Considerations on the Design of Resilient 2.5-3D Heterogeneous, Multilayer Interposer Systems for Chip Lifecycle Management

Abstract

Technology scaling, which made electronics accessible and affordable for almost everyone on the globe, has advanced integrated circuit (IC) and electronics since the sixties. Nevertheless, it is well recognized that such scaling has introduced new (and major) reliability challenges to the semiconductor industry.

This tutorial addresses the background mechanisms impacting resilience of ICs and shows how on-chip lifecycle management (OCLM) closes the loop when combined effects are unknown or untestable. Shrinking nodes and stacking heterogeneous dies do open many new failure modes (thermal, EMI, aging, SEU, process variation, PDN/noise coupling, electromigration, cross-talk, TSV/interposer faults) and many combined effects simply cannot be exhaustively predicted before deployment.

This tutorial discusses such failure modes and proposes mitigation solutions. Such techniques are based on the massive deployment of on-chip cross-layer sensors that are placed in strategic points of the chiplets and interposer, a data wrapper interface & management hub that is responsible to process and store the collected data from the sensors in a way to create an in-mission history of events, and on-chip analytics. The sensors can monitor from aging, power-supply noise activity and transient faults in memory elements up to system-level transactions in system bus, processor cores and memory IPs, from dies to the interposer level. IEEE and IEC standards are used to support data monitoring and collection processes.
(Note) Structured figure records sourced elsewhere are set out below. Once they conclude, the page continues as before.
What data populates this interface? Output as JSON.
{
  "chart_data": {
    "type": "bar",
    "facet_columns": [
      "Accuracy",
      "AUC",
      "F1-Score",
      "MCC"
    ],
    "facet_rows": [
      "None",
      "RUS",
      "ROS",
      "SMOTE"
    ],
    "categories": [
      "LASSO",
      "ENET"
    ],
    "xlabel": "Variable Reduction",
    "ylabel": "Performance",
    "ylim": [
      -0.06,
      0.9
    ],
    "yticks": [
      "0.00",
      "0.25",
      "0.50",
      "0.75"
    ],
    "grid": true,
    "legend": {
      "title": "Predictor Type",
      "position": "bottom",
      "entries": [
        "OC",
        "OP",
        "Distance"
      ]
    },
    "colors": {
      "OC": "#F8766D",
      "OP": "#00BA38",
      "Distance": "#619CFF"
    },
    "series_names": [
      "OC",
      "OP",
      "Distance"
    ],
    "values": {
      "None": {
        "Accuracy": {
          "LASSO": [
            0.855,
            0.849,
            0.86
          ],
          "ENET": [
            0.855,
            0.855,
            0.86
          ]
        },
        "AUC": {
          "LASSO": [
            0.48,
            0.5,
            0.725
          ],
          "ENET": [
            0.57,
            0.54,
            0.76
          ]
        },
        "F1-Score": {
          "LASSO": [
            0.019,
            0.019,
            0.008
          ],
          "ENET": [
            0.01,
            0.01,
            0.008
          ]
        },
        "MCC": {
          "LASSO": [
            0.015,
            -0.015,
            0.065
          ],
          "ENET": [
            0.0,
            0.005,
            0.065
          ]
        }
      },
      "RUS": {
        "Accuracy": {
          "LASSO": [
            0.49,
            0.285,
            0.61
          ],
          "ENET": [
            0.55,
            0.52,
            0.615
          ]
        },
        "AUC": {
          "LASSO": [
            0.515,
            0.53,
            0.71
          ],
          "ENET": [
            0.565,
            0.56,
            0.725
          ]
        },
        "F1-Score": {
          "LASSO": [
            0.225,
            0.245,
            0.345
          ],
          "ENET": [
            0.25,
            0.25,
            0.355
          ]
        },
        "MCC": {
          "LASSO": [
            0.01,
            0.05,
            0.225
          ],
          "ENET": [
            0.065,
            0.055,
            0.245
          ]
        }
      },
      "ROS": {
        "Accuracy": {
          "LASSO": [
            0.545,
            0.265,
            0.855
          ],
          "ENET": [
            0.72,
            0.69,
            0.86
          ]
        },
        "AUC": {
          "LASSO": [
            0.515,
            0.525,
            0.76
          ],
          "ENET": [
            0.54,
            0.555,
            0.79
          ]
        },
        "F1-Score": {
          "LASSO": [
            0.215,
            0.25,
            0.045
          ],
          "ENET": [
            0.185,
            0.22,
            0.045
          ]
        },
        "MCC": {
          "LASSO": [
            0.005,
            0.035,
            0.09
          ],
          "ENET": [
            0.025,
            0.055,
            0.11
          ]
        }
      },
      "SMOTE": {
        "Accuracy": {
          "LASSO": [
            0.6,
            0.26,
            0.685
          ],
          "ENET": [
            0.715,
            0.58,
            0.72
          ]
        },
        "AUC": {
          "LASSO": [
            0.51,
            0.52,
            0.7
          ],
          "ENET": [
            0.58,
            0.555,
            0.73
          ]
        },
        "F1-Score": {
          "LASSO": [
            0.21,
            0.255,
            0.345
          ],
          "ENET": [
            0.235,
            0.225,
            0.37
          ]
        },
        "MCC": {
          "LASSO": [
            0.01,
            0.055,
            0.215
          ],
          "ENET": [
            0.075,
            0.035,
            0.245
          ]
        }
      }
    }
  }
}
The analytics engine can be implemented based on simple/straightforward data structures such as LUT and CAM, or be based on advanced Machine Learning/Artificial Intelligence (ML/AI) algorithms such as DyNN. ML is used to predict in-field system reliability according to predefined values. The ultimate goal is to perform on-chip lifecycle management to trade, in-mission mode, power, performance, reliability and lifespan. Concrete examples implemented in FPGAs as well as chips manufactured at IHP will illustrate the tutorial.

Index Terms: Cross-layer sensing, Total-Ionizing dose (TID), Single-event upset (SEU), Conducted electromagnetic interference (EMI), IEC Standards, Electronics wear-out, Aging modeling, On-chip sensor, On-chip analytics, Heterogeneous integration, Multilayer interposer, In-mission mode monitoring, Resilient system, Silicon lifecycle management (SLM).

Date and place: June 26, 2026, 9:20, Room D

Target Audience: IC- and system-level designers (engineers and PhD students) working on critical applications such as aerospace, defense & security, automotive.

Short Bio: Fabian Vargas obtained the Ph.D. Degree in Microelectronics from the Institut National Polytechnique de Grenoble (INPG), France, in 1995. At present, he is Senior Scientist at IHP - Leibniz Institute for High Performance Microelectronics, Germany, where he works on the design of on-chip sensors and cross-layer resilience for aerospace systems. Vargas has served as Technical Committee Member and Guest-Editor in many IEEE-sponsored conferences and journals. He holds several patents and published over 200 refereed papers. Vargas was researcher of the BR National Science Foundation from 1996 to 2023. He co-founded the IEEE-Computer Society Latin American Test Technology Technical Council (IEEE LA-TTTC) in 1997 and the IEEE Latin American Test Symposium (LATS) in 2000. He received the Meritorious Service Award of the IEEE Computer Society for providing significant services as chair of these groups. Vargas is Golden Core Member of the IEEE Computer Society and Senior Member of the IEEE.

Acknowledgments

Part of the work presented by Dr. Fabian Vargas has received funding from the European Union’s Horizon Europe research and innovation programme under grant agreement No. 101160314 (Project TWIN-RELECT). Views and opinions expressed are however those of the author(s) only and do not necessarily reflect those of the European Union or the European Health and Digital Executive Agency (granting authority). Neither the European Union nor the granting authority can be held responsible for them.